How to Rank 10% in Your First Kaggle Competition

This post presents a pathway to achieving success in Kaggle competitions as a beginner. The path generalizes beyond competitions, however. Read on for insight into succeeding while approaching any data science project.



Outlier

Outlier Example

The plot shows some scaled coordinates data. We can see that there are some outliers in the top-right corner. Exclude them and the distribution looks good.

Dummy Variables

For categorical variables, a common practice is One-hot Encoding. For a categorical variable with n possible values, we create a group of n dummy variables. Suppose a record in the data takes one value for this variable, then the corresponding dummy variable is set to 1 while other dummies in the same group are all set to 0.

Dummies Example

In this example, we transform DayOfWeek into 7 dummy variables.

Note that when the categorical variable can take many values (hundreds or more), this might not work well. It’s difficult to find a general solution to that, but I’ll discuss one scenario in the next section.

Feature Engineering

Some describe the essence of Kaggle competitions as feature engineering supplemented by model tuning and ensemble learning. Yes, that makes a lot of sense. Feature engineering gets your very far. Yet it is how well you know about the domain of given data that decides how far you can go. For example, in a competition where data is mainly consisted of texts, Natural Language Processing teachniques are a must. The approach of constructing useful features is something we all have to continuously learn in order to do better.

Basically, when you feel that a variable is intuitively useful for the task, you can include it as a feature. But how do you know it actually works? The simplest way is to plot it against the target variable like this:

Checking Feature Validity

Feature Selection

Generally speaking, we should try to craft as many features as we can and have faith in the model’s ability to pick up the most significant features. Yet there’s still something to gain from feature selection beforehand:

  • Less features mean faster training
  • Some features are linearly related to others. This might put a strain on the model.
  • By picking up the most important features, we can use interactions between them as new features. Sometimes this gives surprising improvement.

The simplest way to inspect feature importance is by fitting a random forest model. There are more robust feature selection algorithms (e.g. this) which are theoretically superior but not practicable due to the absence of efficient implementation. You can combat noisy data (to an extent) simply by increasing number of trees used in a random forest.

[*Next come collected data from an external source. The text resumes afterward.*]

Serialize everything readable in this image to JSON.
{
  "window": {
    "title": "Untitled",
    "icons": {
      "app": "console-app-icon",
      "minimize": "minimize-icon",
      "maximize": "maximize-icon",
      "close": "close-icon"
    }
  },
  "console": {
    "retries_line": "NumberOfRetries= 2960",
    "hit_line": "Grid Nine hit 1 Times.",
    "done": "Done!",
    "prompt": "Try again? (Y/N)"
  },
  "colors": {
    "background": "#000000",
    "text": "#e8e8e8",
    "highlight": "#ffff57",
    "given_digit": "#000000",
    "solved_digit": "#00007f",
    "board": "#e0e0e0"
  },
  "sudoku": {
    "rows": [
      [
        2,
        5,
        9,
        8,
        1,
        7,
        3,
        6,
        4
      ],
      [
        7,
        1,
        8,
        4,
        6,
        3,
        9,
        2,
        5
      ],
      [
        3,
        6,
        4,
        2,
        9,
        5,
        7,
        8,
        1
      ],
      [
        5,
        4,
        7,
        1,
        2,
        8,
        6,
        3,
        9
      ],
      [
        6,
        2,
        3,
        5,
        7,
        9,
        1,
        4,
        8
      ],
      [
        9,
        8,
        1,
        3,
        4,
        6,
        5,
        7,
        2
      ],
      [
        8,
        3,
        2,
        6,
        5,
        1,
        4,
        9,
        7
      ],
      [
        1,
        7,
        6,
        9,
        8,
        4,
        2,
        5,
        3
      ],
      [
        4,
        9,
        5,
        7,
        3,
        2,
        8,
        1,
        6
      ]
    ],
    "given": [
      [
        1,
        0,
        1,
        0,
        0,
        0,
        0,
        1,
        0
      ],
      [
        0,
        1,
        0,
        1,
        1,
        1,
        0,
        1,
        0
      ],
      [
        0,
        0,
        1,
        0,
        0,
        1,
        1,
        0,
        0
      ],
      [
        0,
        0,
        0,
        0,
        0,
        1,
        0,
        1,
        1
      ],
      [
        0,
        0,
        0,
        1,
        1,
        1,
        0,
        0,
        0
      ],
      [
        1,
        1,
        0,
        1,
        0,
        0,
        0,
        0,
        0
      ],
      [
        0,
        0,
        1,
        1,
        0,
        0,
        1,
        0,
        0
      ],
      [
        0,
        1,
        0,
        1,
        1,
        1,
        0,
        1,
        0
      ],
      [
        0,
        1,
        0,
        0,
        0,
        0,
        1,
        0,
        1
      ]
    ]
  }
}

This is important for competitions in which data is anonymized because you won’t waste time trying to figure out the meaning of a variable that’s of no significance.

Feature Encoding

Sometimes raw features have to be converted to some other formats for them to work properly.

For example, suppose we have a categorical variable which can take more than 10K different values. Then naively creating dummy variables is not a feasible option. An acceptable solution is to create dummy variables for only a subset of the values (e.g. values that constitute 95% of the feature importance) and assign everything else to an ‘others’ class.

Updated on Oct 28th, 2016: For the scenario described above, another possible solution is to use Factorized Machines. Please refer to this post by Kaggle user “idle_speculation” for details.

Model Selection

When the features are set, we can start training models. Kaggle competitions usually favortree-based models:

  • Gradient Boosted Trees
  • Random Forest
  • Extra Randomized Trees

The following models are slightly worse in terms of general performance, but are suitable as base models in ensemble learning (will be discussed later):

  • SVM
  • Linear Regression
  • Logistic Regression
  • Neural Networks

Note that this does not apply to computer vision competitions which are pretty much dominated by neural network models.

All these models are implemented in Sklearn.

Here I want to emphasize the greatness of Xgboost. The outstanding performance of gradient boosted trees and Xgboost’s efficient implementation makes it very popular in Kaggle competitions. Nowadays almost every winner uses Xgboost in one way or another.

Updated on Oct 28th, 2016: Recently Microsoft open sourced LightGBM, a potentially better library than Xgboost for gradient boosting.

By the way, for Windows users installing Xgboost could be a painstaking process. You can refer to this post by me if you run into problems.